In Wigdor v. Facebook Canada, a director-level employee was terminated after more than three years. His RSU grants were worth millions. The court struck down his employment agreement’s termination clause for violating the ESA and awarded 10 months of common law notice. But on the RSUs, it sided with the employer, holding that RSUs were not “wages” or “benefits” under the ESA, and that the forfeiture provisions in the standalone RSU agreements were clear and enforceable. The employee lost his unvested equity entirely.

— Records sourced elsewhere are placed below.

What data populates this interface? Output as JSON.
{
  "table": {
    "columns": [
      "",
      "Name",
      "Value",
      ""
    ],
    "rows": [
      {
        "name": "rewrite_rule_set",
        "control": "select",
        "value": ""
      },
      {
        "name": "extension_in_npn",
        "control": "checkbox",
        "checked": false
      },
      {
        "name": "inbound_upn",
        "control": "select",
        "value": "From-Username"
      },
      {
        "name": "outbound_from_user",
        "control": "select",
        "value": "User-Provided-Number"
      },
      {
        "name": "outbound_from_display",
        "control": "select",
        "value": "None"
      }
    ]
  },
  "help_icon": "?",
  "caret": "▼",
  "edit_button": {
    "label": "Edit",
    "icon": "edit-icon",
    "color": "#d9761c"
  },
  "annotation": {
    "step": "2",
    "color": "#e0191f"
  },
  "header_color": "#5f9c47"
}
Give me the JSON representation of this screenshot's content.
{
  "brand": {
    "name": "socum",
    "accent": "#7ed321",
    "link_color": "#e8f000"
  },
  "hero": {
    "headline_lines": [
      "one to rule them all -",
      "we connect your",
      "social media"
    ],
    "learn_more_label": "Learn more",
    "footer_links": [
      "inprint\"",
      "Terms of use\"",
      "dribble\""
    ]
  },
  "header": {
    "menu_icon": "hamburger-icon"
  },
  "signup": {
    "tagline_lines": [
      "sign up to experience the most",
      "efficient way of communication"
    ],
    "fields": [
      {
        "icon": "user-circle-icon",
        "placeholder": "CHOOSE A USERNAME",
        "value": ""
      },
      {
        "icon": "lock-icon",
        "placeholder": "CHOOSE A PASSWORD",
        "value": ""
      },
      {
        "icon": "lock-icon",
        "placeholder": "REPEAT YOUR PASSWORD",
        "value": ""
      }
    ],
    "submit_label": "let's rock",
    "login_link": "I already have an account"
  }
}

Then just a few months later, came Liggett v. Veeva Software Systems. A senior product manager was terminated after four and a half years. A significant portion of his pay came through stock options and RSUs. The employer relied on plan language cutting off vesting the moment the employee stopped “actively providing services.” But the court was not persuaded. It found the language ambiguous, in violation of the ESA, and short of the clarity threshold set by the Supreme Court of Canada in Matthews v. Ocean Nutrition. The employee was awarded over $90,000 in equity compensation.

Same province. Same court. Opposite outcomes.

What made the difference? In Liggett, the court applied the same ESA-compliance framework to the equity plan that it would apply to any termination clause. The forfeiture language terminated equity compensation on the last day of active work, conflicting with the ESA’s requirement that it continue through the notice period. Under this analysis, equity clauses get the same scrutiny as every other termination provision.

In Wigdor, the court took a different line, treating the standalone RSU agreements as separate from the employment contract and holding that the ESA’s protections did not extend to equity vesting.

Wigdor is now under appeal. The Ontario Court of Appeal’s decision in 2026 could reshape how equity compensation is treated on termination across the province (and country).

If you are an employer, and the language in your equity plans is boilerplate, it is a litigation risk. If you are an employee, don’t assume you know what you are entitled to until someone reviews those agreements line by line.

It is worth noting what the court in Liggett said about the contract itself, i.e., that it was so convoluted an employee would need to cut and paste between sections just to understand what applied. That should resonate with many employers relying on patchwork template contracts, drafted for different jurisdictions, and applied to employees without much thought.

The stakes are too high to guess, and the fine print matters.